I don’t recommend you do this in Dragonfish 24.04, because the moment you decide to update you will need to redo almost all TrueNAS configuration due to the swap from K3s to Docker that happened in 24.10.

Hopefully you’re using host paths at least, that should make it somewhat easier to reuse the in-app configuration files.

Also, a reverse proxy is not a substitute for using a VPN. Be very careful with regarding what services you expose directly to the outside network.

dreamzboy · October 13, 2025, 6:47pm

Yes. All of my apps are using host paths. I understand that VPN or even Twingate is certainly superior but I don’t think all devices support VPN or Twingate clients if I want to play content from Jellyfin. A reverse proxy is certainly a bit more secure than port forwarding.

swc-phil · October 13, 2025, 7:03pm

What URL do you access? What URL does the certificate have?

I guess the reason is you forwarded 80 to 30021 and 443 to 30022, and there is no forwarding for 30020 (that is used by NPM). Frankly speaking, I don’t think that putting the NPM dashboard to public is a good idea.

Also, why do you want to use duckdns if you own a “proper” domain?

dreamzboy · October 18, 2025, 4:52pm

Thank you for assisting. I’ve finally fixed the issue.

As @swc-phil mentioned, I didn’t need DuckDNS if I already have my own domain name. I didn’t really understand how DNS work. Here’s what I’ve done:

I created 4 records in Cloudfare like so.

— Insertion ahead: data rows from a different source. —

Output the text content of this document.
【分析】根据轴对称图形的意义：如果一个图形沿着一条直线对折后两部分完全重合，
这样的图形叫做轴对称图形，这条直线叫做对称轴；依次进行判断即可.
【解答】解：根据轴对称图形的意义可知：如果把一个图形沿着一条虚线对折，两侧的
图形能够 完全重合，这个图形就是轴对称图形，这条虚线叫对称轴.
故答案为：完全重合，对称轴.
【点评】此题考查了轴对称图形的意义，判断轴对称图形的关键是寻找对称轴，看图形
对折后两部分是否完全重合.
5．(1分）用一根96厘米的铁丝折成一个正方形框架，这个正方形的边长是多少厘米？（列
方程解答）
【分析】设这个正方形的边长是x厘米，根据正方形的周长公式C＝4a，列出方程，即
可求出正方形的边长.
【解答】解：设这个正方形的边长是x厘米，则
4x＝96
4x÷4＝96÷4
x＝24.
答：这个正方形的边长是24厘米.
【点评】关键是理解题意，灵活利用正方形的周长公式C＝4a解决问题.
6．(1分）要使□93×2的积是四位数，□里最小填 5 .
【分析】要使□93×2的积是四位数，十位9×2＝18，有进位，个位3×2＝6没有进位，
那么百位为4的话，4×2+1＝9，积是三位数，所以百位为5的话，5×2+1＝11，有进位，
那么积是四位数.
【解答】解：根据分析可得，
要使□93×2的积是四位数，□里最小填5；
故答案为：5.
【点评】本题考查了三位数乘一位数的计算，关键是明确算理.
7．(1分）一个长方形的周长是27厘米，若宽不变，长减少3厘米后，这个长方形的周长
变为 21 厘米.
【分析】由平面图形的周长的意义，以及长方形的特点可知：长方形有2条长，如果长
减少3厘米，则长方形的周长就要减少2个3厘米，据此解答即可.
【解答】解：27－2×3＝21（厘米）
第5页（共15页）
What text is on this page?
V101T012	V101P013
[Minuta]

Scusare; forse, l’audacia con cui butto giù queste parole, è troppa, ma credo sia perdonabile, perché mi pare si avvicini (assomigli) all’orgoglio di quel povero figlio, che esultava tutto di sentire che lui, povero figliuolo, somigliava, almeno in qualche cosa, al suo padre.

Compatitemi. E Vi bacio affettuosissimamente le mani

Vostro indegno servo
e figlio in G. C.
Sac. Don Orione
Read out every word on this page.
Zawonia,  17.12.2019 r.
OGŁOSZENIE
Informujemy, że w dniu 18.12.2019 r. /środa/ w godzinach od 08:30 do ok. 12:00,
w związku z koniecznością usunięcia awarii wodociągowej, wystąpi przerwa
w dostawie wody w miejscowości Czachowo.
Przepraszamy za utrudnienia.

Type	Name	Content	Proxy Status
A	maindomain.me	Public IP Address	Proxied
CNAME	*	maindomain.me	Proxied
A	jellyfin	Public IP Address	DNS Only
A	nextcloud	Public IP Address	DNS Only

Fixed the DNS in my Ubiquiti Router.

Domain Name	Type	IP
npm.maindomain.me	A	192.168.100.10
jellyfin.maindomain.me	CNAME	npm.maindomain.me
nextcloud.maindomain.me	CNAME	npm.maindomain.me

NPM SSL Certificate

Added domain maindomain.me and *.maindomain.me
Used Cloudfare DNS Challenge
Inserted the DNS token from Cloudfare

Proxy Hosts:
To determine whether the application is using HTTP or HTTPS, launch it from Truenas, copy the URL, and port into NPM.

Source	Destination
npm.maindomain.me	http://192.168.10.100:30020
jellyfin.maindomain.me	http://192.168.10.100:30013
nextcloud.maindomain.me	http://192.168.10.100:9001

The last step I did was to completely empty the host volume that I created for NPM and start fresh. The residue data inside those folders caused NPM to fail.